On n’est pas des sauvages !


Après avoir entamé une carrière dramatique, il s’est vite tourné vers la comédie, créant un personnage grognon et râleur, reconnaissable à son accent yiddish, son costume trois-pièces et son chapeau melon, vendeur de caleçons molletonnés de son état, qui ne cesse de répéter à son auditoire – “On n’est pas des sauvages, tout de même !”.


Il impose progressivement son personnage de Juif ashkénaze à la télévision comme à la scène. L’Olympia en 1990, le festival Juste pour rire de Montréal et le Palais des congrès, où il fait salle comble en 1992, lui ouvrent leurs portes.

Pierre Chesnot lui écrit une pièce sur mesure, Drôles d’oiseaux, dans laquelle il triomphe également. Son talent d’humoriste mais aussi de comédien désormais reconnu, il se voit offrir de plus grands rôles dont Harpagon dans l’Avare ou Toussaint dans Bas les cœurs.

Cependant, dans ces rôles et d’autres, qu’ils soient comiques (comme dans l’Amour Foot de Robert Lamoureux) ou dramatiques, qu’ils soient liés ou non au monde juif (comme son personnage de patriarche dans Simon Konianski), c’est le nom de Popeck (ou Popek) qui figure à l’affiche ou au générique.

Le comique, devenu le doyen de l’humour français, poursuit ses tournées et pensait faire ses adieux au public en 2011, à l’âge de 75 ans.
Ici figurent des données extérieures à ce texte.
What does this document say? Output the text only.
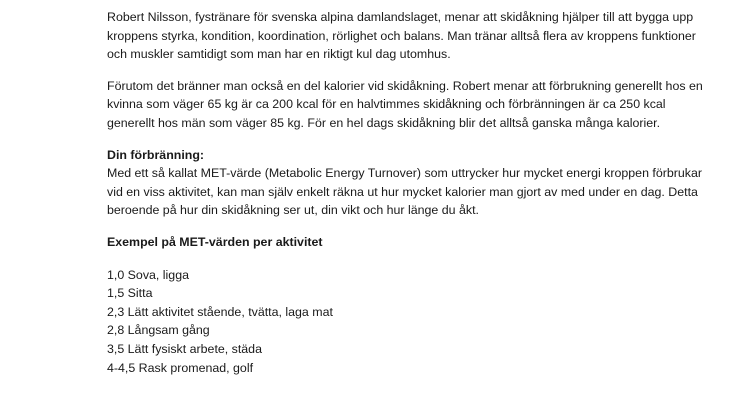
Robert Nilsson, fystränare för svenska alpina damlandslaget, menar att skidåkning hjälper till att bygga upp kroppens styrka, kondition, koordination, rörlighet och balans. Man tränar alltså flera av kroppens funktioner och muskler samtidigt som man har en riktigt kul dag utomhus.

Förutom det bränner man också en del kalorier vid skidåkning. Robert menar att förbrukning generellt hos en kvinna som väger 65 kg är ca 200 kcal för en halvtimmes skidåkning och förbränningen är ca 250 kcal generellt hos män som väger 85 kg. För en hel dags skidåkning blir det alltså ganska många kalorier.

Din förbränning:

Med ett så kallat MET-värde (Metabolic Energy Turnover) som uttrycker hur mycket energi kroppen förbrukar vid en viss aktivitet, kan man själv enkelt räkna ut hur mycket kalorier man gjort av med under en dag. Detta beroende på hur din skidåkning ser ut, din vikt och hur länge du åkt.

Exempel på MET-värden per aktivitet

1,0 Sova, ligga
1,5 Sitta
2,3 Lätt aktivitet stående, tvätta, laga mat
2,8 Långsam gång
3,5 Lätt fysiskt arbete, städa
4-4,5 Rask promenad, golf
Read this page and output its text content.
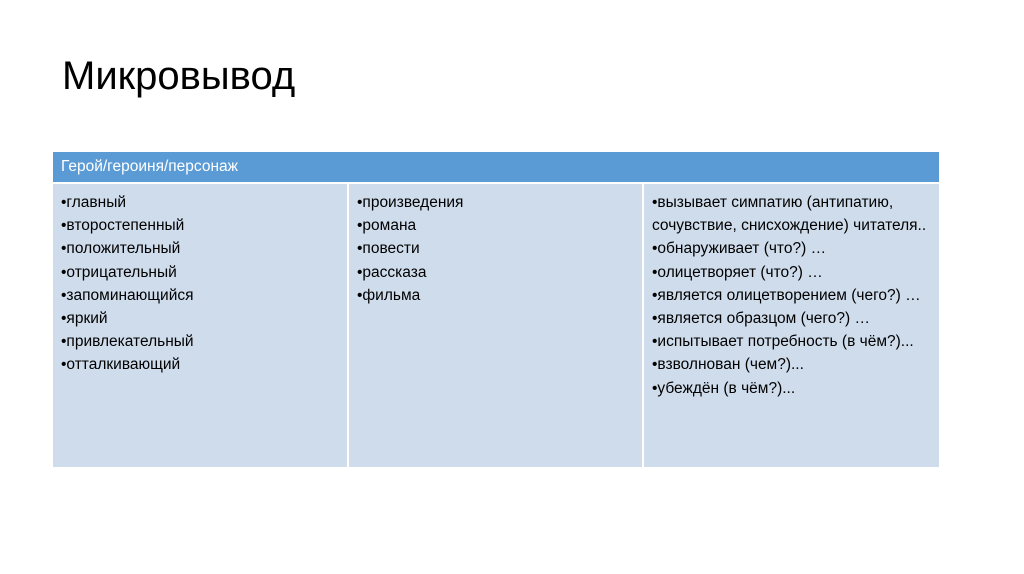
Микровывод
Герой/героиня/персонаж

•главный
•второстепенный
•положительный
•отрицательный
•запоминающийся
•яркий
•привлекательный
•отталкивающий

•произведения
•романа
•повести
•рассказа
•фильма

•вызывает симпатию (антипатию, сочувствие, снисхождение) читателя..
•обнаруживает (что?) …
•олицетворяет (что?) …
•является олицетворением (чего?) …
•является образцом (чего?) …
•испытывает потребность (в чём?)...
•взволнован (чем?)...
•убеждён (в чём?)...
Sa tournée, intitulée C’est la dernière fois !, l’emmène à travers la France, la Belgique et la Suisse mais aussi, pour la première fois de sa carrière, en Israël.

En raison de son succès, le spectacle est prolongé et des représentations sont encore données cette année, Popeck déclarant sur son site officiel : “J’ai l’impression de rajeunir, quand je suis sur scène.